There’s always a DJ and the menu and music changes monthly.
“Then we try to have the music match a little bit of the menu,” says Geo. “Last night it was just a straight, slow jam R&B playlist. We just thought spicy, sexy. This mochiko chicken with this mango habanero sauce came out and as soon as it hit the tables D’Angelo’s “How Does It Feel” started playing. Perfect.”
Seattle chef Tarik Abdullah, who was recently a semi-finalist on ABC’s The Taste, also incorporates hip hop into his pop-up brunches. He calls his events A DJ and a Cook.
“Why not have my two favorite loves under one house? Music and food. I do communal tables. A DJ and a Cook is a culinary, communal, musical experience. So you’re basically sitting next to someone that you have no idea who it is, and you have no choice but to talk. You’re going to sit here and enjoy this crackin’ food and that really nice guest you never met. And you get to listen to some Biggie.”
Geo’s pop-up also insists on communal seating. All of the guys insist that hip hop meshes with cooking and eating so well because it’s all about community.
“Hip hop really started in the south Bronx when there was no instruments,” explains Jamil. “So they were digging in the trash and finding records. So, you know, the whole idea of just using what’s there. It’s almost like hip hop was a potluck. To kind of recreate it is almost an automatic vibe to me. Food, hip hop, community, music, dance, you know.”
Jamil, who has lectured about hip hop at the University of Washington, wants the hip hop, community and food bond to go even deeper.

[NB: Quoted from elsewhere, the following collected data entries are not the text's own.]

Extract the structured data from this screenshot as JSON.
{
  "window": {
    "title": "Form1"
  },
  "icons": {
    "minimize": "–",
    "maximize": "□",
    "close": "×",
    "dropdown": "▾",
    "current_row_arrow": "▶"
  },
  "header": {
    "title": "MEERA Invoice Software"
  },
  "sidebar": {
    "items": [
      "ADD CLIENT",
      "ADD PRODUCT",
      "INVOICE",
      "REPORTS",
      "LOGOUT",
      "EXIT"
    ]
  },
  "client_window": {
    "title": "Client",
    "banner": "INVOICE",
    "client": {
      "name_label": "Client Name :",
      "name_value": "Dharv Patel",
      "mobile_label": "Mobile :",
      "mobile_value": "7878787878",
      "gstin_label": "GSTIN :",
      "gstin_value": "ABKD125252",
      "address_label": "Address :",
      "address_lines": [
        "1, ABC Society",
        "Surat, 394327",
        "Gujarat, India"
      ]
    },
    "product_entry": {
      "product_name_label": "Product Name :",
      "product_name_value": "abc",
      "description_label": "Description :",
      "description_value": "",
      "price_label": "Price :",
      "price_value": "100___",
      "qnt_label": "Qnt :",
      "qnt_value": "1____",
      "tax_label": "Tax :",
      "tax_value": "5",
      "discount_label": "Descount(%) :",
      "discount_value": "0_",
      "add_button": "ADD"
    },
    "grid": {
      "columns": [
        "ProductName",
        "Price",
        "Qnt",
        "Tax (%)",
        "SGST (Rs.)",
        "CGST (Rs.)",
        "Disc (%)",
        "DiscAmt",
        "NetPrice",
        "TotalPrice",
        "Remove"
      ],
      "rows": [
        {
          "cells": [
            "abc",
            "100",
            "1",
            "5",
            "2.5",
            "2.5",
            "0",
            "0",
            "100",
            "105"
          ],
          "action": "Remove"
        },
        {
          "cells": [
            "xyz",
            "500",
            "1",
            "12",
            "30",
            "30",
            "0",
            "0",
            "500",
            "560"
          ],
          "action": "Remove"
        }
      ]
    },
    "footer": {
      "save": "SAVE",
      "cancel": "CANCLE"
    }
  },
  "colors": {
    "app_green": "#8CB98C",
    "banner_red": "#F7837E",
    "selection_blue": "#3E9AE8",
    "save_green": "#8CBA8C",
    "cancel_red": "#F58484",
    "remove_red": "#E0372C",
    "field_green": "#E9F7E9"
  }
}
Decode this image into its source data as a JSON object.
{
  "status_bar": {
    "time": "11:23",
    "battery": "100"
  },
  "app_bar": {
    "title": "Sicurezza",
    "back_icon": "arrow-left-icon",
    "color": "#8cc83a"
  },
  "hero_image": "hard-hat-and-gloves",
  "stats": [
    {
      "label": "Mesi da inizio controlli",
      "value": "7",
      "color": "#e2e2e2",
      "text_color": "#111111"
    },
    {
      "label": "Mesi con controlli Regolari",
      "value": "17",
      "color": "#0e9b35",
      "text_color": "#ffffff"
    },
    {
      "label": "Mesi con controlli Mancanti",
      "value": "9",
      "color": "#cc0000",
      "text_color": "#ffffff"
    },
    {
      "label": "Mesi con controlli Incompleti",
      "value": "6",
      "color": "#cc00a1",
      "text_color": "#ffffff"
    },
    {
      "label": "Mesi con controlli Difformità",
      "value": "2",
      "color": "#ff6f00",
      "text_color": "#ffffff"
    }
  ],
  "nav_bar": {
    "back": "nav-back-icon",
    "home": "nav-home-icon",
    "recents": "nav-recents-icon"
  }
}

“There’s a project that we’re working on right now called Beat Box Garden. The idea is to get local hip hop artists to grow gardens in and around their own neighborhoods and then bring out youth to basically come visit them. Because the youth love hip hop. And so as a way to connect them with sustainability and community, growing food and cooking food and music.”
All of these rappers and chefs acknowledge there’s nothing new about pairing hip hop with food, they’re just doing it their own way. It really all started with The Sugarhill gang’s “Rapper’s Delight.”
“The first commercially sold hip hop record that went national, there are a few bars in that song that critiques your friend’s mom’s cooking,” says Geo, before they all start rapping the lyrics and laughing. “Have you ever gone over your friend’s house to eat and the food just ain’t no good. The macaroni’s soggy, the peas are mushed, and the chicken tastes like wood!”
Back to Curry-NA-Hurry; it might be a song about cooking, but if you’re looking for an actual recipe for Indian curry, you may want to look elsewhere.
“I have a lot of aunties who got a little on my head about the ingredients in the said recipe in [the] song.,” says Jamil. “I mean, you know, the order of said coconut milk might be before or after we simmer the meat. I got a call about that.”